The second room contained several adult cats that didn’t get along. A white cat got comfortable between my feet and tailless black cat nuzzled my leg, and they proceeded to fight. The other cats wanted looked on with indifference.

The third room contained the cats in cages, pacing and roughhousing and slipping their paws through the bars of the cage. Some of them came to greet us and others didn’t give us the time of day. The volunteer in the third room told us that we could play with individual cats that we liked in another room.

We went into the visiting room and waited for the first kitten that we wanted to get to know better – a fluffy, gray boy-kitten. The volunteer released the kitten onto a chair and quickly shut the door behind her, leaving the kitten in a new environment with four enormous strangers.

The kitten all but wet itself. It leapt off of the chair and darted to the safety of a carpeted cat-cave. The kitten was not amused my attempts to lure it from its hideout with a furry tail on a stick, seductively spiraling just within its reach. Nor was it thrilled when one of our friends attempted to scoop him up. When I tried to pet him, he slinked to the door with a panicked expression.

The prospect of adopting a kitten that was terrified of us was just too sad, even under reasonable circumstances, so we moved onto a gray girl-kitty with huge greenish-blue eyes. She seemed a little frightened when the door closed behind her, but soon she started brushing against my legs. We took turns dangling the furry tail on a stick in front of her and she played along. She found a chair cushion in the back of the room and maniacally kneaded it with her claws. When Dave picked her up, she purred and crawled onto his shoulders and ran down my back.

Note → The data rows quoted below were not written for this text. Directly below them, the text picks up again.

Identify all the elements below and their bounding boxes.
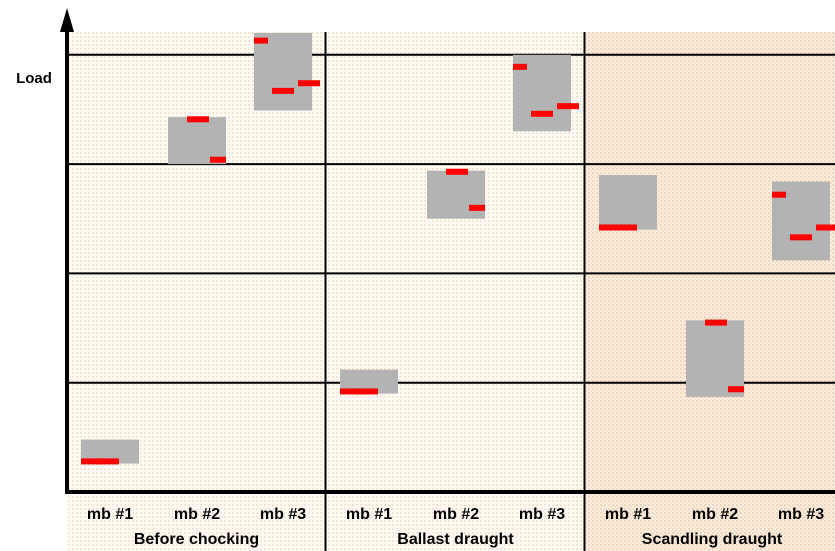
measure-mark bbox=[816, 224, 835, 231]
measure-mark bbox=[81, 458, 103, 465]
measure-mark bbox=[356, 388, 378, 395]
category-label: mb #3 bbox=[519, 506, 565, 523]
measure-mark bbox=[615, 224, 637, 231]
data-boxes bbox=[81, 32, 835, 465]
range-box-3 bbox=[254, 32, 312, 111]
range-box-7 bbox=[599, 175, 657, 230]
measure-mark bbox=[210, 156, 226, 163]
category-label: mb #2 bbox=[433, 506, 479, 523]
category-label: mb #3 bbox=[260, 506, 306, 523]
measure-mark bbox=[254, 37, 268, 44]
group-label: Scandling draught bbox=[642, 531, 783, 548]
measure-mark bbox=[446, 168, 468, 175]
gridlines bbox=[67, 32, 835, 551]
y-axis-label: Load bbox=[16, 70, 52, 87]
measure-mark bbox=[557, 103, 579, 110]
range-box-5 bbox=[427, 170, 485, 219]
axes bbox=[60, 8, 835, 494]
measure-mark bbox=[513, 63, 527, 70]
range-box-8 bbox=[686, 320, 744, 397]
measure-mark bbox=[187, 116, 209, 123]
category-label: mb #2 bbox=[174, 506, 220, 523]
background-bands bbox=[67, 32, 835, 551]
measure-mark bbox=[705, 319, 727, 326]
measure-mark bbox=[728, 386, 744, 393]
category-label: mb #3 bbox=[778, 506, 824, 523]
y-axis-arrow-icon bbox=[60, 8, 74, 32]
measure-mark bbox=[298, 80, 320, 87]
band-3 bbox=[585, 32, 835, 551]
measure-mark bbox=[531, 110, 553, 117]
measure-mark bbox=[790, 234, 812, 241]
category-label: mb #1 bbox=[87, 506, 133, 523]
measure-mark bbox=[469, 204, 485, 211]
measure-mark bbox=[272, 87, 294, 94]
category-label: mb #1 bbox=[346, 506, 392, 523]
category-label: mb #1 bbox=[605, 506, 651, 523]
measure-mark bbox=[772, 191, 786, 198]
measure-mark bbox=[340, 388, 362, 395]
category-label: mb #2 bbox=[692, 506, 738, 523]
measure-mark bbox=[97, 458, 119, 465]
measure-mark bbox=[599, 224, 621, 231]
group-label: Ballast draught bbox=[397, 531, 514, 548]
group-label: Before chocking bbox=[134, 531, 259, 548]
range-box-2 bbox=[168, 117, 226, 165]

We were unanimously sold on kitten #2, but I wanted to give an affectionate adult kitty a chance, too. The volunteer brought us a third cat. It turns out he was seven months old but the approximate size of a Shetland pony. He seemed agitated out of his cage and allowed us to pet him for a while, but he mostly appeared annoyed and ready to return to the comfort of his cat cushion and the predictable bars. Before he left, he also maniacally kneaded the cushion. It’s his cushion now and nobody else’s.

After a thorough hand washing, followed by some absentminded kitten petting and some more thorough hand washing, we returned to the front desk. We told the receptionist the kitten we wanted.

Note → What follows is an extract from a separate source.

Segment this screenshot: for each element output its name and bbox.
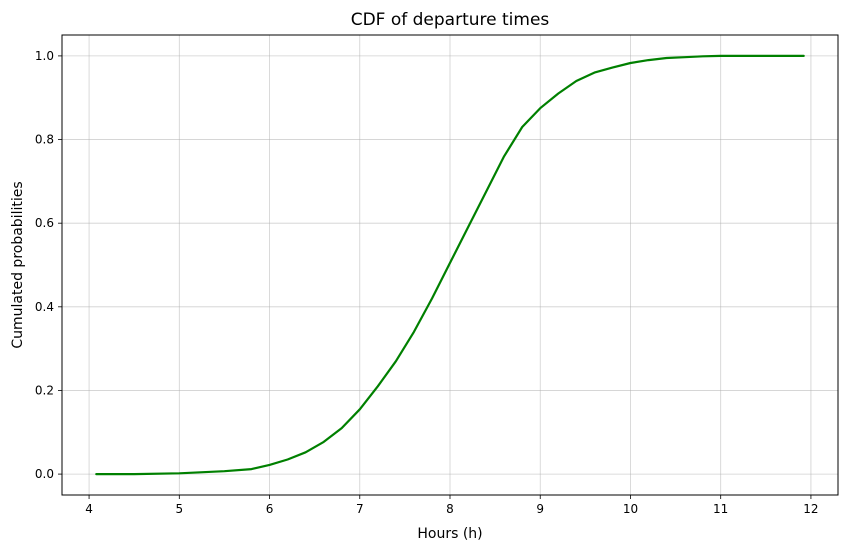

“We need to see a copy of your lease before we can give you this cat,” she said.

I wish we had known about this before we spent hours playing with them. So we drove home, grabbed the lease, begged our landlord for a letter of recommendation, and quickly returned. The receptionist and other women who worked there looked it over carefully. They discussed the adoption in doubtful whispers. Then one of them went to the third room.

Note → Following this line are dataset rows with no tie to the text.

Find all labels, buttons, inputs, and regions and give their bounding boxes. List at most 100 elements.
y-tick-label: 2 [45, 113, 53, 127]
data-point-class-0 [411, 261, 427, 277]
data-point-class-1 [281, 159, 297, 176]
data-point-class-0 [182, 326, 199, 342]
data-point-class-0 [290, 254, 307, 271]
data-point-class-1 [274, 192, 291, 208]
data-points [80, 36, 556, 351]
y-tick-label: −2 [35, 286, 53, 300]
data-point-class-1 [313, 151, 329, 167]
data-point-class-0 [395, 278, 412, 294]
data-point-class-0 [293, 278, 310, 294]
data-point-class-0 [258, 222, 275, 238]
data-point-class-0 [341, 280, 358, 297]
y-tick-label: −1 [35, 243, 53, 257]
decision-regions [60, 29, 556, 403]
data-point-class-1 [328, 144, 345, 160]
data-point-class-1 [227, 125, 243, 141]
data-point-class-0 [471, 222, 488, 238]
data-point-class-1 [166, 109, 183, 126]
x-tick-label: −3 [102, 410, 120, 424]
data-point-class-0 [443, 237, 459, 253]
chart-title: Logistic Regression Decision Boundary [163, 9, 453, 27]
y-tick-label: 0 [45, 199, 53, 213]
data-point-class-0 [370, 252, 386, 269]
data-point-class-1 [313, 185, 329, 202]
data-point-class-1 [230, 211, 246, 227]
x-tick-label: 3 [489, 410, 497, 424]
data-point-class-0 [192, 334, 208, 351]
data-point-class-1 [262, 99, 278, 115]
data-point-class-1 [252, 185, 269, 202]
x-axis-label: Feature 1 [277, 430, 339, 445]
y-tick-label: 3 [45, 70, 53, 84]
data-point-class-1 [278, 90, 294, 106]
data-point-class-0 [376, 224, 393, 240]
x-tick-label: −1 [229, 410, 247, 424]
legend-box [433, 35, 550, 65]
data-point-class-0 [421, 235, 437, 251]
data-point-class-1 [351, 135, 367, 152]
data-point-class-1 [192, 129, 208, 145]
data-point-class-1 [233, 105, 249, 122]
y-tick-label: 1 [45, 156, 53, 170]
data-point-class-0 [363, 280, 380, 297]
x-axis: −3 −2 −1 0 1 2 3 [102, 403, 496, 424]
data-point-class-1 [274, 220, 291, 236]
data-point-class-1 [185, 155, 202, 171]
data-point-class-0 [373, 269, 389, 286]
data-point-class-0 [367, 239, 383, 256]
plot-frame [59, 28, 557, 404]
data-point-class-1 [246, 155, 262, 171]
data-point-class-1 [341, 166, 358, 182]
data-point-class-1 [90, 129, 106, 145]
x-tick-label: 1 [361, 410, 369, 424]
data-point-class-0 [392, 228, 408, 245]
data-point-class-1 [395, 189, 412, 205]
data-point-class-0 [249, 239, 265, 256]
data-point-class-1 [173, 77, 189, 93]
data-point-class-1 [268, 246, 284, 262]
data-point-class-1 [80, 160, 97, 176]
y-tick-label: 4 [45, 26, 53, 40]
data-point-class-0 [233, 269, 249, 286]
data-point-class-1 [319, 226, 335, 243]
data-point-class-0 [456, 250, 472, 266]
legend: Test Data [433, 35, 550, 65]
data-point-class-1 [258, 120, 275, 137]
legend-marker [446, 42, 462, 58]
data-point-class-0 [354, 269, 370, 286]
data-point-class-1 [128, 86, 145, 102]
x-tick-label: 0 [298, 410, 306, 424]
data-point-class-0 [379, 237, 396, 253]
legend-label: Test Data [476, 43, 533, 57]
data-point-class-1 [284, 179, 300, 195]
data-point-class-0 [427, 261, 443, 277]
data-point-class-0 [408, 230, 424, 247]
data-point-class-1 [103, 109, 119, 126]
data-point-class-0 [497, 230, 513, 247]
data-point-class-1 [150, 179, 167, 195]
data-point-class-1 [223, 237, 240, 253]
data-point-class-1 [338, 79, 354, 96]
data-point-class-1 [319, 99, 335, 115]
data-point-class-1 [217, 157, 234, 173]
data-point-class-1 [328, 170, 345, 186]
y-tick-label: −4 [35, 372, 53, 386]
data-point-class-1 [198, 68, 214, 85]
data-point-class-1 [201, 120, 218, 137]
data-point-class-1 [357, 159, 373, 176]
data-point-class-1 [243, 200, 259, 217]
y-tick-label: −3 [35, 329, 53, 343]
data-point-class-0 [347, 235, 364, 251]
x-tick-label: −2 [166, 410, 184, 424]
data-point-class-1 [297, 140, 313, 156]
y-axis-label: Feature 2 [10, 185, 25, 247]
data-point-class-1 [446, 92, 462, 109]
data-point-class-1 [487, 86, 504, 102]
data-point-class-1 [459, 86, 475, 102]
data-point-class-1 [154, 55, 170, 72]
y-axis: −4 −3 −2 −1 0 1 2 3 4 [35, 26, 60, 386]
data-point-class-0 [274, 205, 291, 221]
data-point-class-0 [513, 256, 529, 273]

When she returned, she said, “You’re going to have to choose a different cat.”

In saying this, she ripped my heart from my chest, trailing behind it other important “feeling organs.”

“This cat hasn’t been spayed," she continued.

Well, yes, she was only a baby and cats can’t be spayed until they are six months old and fertile. I don’t know what to make of it. I hoped that we could work out a deal, or put her on layaway, or arrange a betrothal between us and our kitten that would go into effect on her six-month birthday. Fortunately, Dave was able to reason with the receptionist and we needed to provide the information for a veterinarian that has Dave on file. Hopefully that really is all we need to bring this time, and not our birth certificates and records of our whooping cough vaccinations.

The vet was not open on Kitten Sunday, so we must wait. Perhaps today is our day.

UPDATE: The next day we went to the shelter again and they gave us cardboard carrier full of kitten. "Is this for real?" we wondered. The sound of screaming kitten confirmed it. Olive is all ours, our squeaking and crotch-nuzzling bundle of joy.